Protein crystallization in hydrogel beads.

The use of hydrogel beads for the crystallization of proteins is explored in this contribution. The dynamic behaviour of the internal precipitant, protein concentration and relative supersaturation in a gel bead upon submerging the bead in a precipitant solution is characterized theoretically using a transient diffusion model. Agarose and calcium alginate beads have been used for the crystallization of a low-molecular-weight (14.4 kDa, hen egg-white lysozyme) and a high-molecular-weight (636.0 kDa, alcohol oxidase) protein. Entrapment of the protein in the agarose-gel matrix was accomplished using two methods. In the first method, a protein solution is mixed with the agarose sol solution. Gel beads are produced by immersing drops of the protein-agarose sol mixture in a cold paraffin solution. In the second method (which was used to produce calcium alginate and agarose beads), empty gel beads are first produced and subsequently filled with protein by diffusion from a bulk solution into the bead.
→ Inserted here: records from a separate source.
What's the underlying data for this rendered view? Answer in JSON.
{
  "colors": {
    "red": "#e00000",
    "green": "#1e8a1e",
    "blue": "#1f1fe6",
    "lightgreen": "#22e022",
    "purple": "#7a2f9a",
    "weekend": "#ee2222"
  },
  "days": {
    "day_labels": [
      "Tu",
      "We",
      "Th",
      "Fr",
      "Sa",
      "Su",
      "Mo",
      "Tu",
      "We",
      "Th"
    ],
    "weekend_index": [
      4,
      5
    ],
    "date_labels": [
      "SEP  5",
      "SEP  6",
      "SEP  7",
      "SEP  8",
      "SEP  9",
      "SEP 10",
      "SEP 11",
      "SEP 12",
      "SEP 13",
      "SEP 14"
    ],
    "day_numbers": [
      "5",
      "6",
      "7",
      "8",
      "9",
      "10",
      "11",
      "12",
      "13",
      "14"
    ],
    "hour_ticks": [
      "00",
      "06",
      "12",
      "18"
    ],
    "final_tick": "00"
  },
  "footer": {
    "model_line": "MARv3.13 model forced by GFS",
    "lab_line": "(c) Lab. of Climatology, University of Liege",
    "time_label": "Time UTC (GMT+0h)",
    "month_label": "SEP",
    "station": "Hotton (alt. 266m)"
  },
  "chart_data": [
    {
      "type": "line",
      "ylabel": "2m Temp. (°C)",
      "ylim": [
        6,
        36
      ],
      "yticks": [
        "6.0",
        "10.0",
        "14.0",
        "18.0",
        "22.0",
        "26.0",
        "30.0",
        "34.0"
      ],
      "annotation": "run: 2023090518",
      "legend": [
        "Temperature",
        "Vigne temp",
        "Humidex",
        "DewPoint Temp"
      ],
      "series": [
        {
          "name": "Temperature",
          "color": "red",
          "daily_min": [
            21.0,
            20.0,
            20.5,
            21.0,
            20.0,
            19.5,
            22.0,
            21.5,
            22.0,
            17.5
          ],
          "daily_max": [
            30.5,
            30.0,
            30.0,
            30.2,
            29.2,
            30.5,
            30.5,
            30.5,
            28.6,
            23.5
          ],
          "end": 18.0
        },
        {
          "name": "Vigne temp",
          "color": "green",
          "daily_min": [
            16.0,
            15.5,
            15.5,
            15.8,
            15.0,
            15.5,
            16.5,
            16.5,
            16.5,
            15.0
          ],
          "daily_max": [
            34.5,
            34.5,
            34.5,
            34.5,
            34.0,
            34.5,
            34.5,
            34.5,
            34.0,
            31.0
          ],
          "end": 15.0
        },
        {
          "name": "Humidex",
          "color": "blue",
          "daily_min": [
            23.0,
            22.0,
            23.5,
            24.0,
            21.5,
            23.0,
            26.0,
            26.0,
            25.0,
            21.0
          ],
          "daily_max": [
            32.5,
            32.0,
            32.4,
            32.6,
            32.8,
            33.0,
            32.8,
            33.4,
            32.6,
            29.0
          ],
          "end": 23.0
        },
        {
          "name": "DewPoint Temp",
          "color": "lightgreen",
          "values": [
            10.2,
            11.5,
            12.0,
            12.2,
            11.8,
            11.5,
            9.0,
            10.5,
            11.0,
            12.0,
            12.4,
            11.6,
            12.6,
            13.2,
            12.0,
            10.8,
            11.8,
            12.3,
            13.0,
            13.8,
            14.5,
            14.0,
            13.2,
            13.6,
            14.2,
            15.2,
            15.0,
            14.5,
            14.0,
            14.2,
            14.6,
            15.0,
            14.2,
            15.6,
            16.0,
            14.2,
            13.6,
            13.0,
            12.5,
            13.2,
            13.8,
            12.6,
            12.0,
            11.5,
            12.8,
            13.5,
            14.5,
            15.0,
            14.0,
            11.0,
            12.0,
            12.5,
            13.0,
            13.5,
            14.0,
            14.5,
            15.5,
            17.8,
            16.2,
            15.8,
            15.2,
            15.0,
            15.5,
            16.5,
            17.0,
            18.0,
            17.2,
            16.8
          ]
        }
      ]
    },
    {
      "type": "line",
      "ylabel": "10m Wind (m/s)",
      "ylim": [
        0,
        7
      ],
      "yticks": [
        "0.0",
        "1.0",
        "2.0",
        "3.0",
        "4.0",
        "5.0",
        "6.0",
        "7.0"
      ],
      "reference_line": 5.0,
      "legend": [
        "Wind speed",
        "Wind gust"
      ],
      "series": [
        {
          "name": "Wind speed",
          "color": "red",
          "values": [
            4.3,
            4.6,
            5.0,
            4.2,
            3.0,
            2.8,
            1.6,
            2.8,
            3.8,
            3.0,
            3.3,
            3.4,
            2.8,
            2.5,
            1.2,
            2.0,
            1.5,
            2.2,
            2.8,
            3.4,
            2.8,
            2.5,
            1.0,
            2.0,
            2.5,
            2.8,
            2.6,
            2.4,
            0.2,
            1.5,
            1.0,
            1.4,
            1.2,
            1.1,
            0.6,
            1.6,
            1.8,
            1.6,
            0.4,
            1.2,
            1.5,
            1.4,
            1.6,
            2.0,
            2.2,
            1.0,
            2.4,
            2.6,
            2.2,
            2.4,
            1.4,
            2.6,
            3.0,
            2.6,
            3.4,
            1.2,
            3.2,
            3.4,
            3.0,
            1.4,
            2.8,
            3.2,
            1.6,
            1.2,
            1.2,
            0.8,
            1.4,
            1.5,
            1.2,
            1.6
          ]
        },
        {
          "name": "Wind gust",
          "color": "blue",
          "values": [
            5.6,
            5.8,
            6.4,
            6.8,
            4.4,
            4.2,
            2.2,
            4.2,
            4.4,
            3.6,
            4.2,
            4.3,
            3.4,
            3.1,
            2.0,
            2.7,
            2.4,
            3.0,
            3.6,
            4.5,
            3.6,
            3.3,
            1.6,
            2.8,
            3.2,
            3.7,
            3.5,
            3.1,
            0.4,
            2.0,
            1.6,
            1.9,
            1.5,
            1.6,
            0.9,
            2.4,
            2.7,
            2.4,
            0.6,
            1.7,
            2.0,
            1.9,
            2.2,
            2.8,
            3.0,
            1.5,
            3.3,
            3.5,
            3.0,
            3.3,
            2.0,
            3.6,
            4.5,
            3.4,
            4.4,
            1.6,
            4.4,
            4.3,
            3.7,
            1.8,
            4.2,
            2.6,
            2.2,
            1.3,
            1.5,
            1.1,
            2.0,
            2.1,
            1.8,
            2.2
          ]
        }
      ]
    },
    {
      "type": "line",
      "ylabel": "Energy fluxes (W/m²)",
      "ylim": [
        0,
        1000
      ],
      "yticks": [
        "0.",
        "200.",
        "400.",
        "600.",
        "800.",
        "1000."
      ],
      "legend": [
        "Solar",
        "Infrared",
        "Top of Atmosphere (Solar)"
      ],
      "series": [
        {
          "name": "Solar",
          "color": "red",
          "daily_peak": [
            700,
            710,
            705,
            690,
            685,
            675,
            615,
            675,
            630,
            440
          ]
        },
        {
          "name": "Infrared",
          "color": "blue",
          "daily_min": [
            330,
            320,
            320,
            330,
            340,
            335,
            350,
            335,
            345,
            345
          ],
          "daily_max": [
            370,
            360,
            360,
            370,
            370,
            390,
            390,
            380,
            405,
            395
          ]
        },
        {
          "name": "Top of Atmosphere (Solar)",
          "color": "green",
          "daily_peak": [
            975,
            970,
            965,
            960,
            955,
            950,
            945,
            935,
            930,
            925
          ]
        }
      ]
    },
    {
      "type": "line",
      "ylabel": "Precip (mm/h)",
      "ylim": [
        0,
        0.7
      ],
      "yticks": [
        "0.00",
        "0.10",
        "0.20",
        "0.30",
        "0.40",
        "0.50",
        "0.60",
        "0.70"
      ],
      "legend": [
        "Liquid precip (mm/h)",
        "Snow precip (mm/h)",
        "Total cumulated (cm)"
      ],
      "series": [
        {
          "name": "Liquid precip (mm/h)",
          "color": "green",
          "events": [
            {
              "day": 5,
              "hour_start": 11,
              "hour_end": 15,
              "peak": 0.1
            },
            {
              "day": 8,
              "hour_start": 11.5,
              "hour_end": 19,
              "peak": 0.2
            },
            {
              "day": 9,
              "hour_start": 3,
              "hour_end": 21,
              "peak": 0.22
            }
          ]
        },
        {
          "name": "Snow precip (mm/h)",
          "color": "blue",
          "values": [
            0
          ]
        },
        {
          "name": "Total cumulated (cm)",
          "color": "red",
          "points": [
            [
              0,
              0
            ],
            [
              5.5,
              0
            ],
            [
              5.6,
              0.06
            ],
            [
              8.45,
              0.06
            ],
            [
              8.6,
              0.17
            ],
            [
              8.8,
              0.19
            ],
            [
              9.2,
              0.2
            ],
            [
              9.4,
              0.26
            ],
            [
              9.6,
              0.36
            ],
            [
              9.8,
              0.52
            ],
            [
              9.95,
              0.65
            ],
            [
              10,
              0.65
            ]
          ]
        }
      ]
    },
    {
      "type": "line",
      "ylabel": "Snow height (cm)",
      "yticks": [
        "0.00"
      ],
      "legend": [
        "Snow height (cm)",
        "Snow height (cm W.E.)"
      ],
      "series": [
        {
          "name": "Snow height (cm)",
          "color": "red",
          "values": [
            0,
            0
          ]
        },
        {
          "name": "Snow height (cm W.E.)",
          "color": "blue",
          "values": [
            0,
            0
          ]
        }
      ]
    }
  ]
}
This latter method has the advantage that a supplementary purification step is introduced (for protein aggregates and large impurities) owing to the diffusion process in the gel matrix. Increasing the precipitant, gel concentration and protein loading resulted in a larger number of crystals of smaller size. Consequently, agarose as well as alginate gels act as nucleation promoters. The supersaturation in a gel bead can be dynamically controlled by changing the precipitant and/or the protein concentration in the bulk solution. Manipulation of the supersaturation allowed the nucleation rate to be varied and led to the production of large crystals which were homogeneously distributed in the gel bead.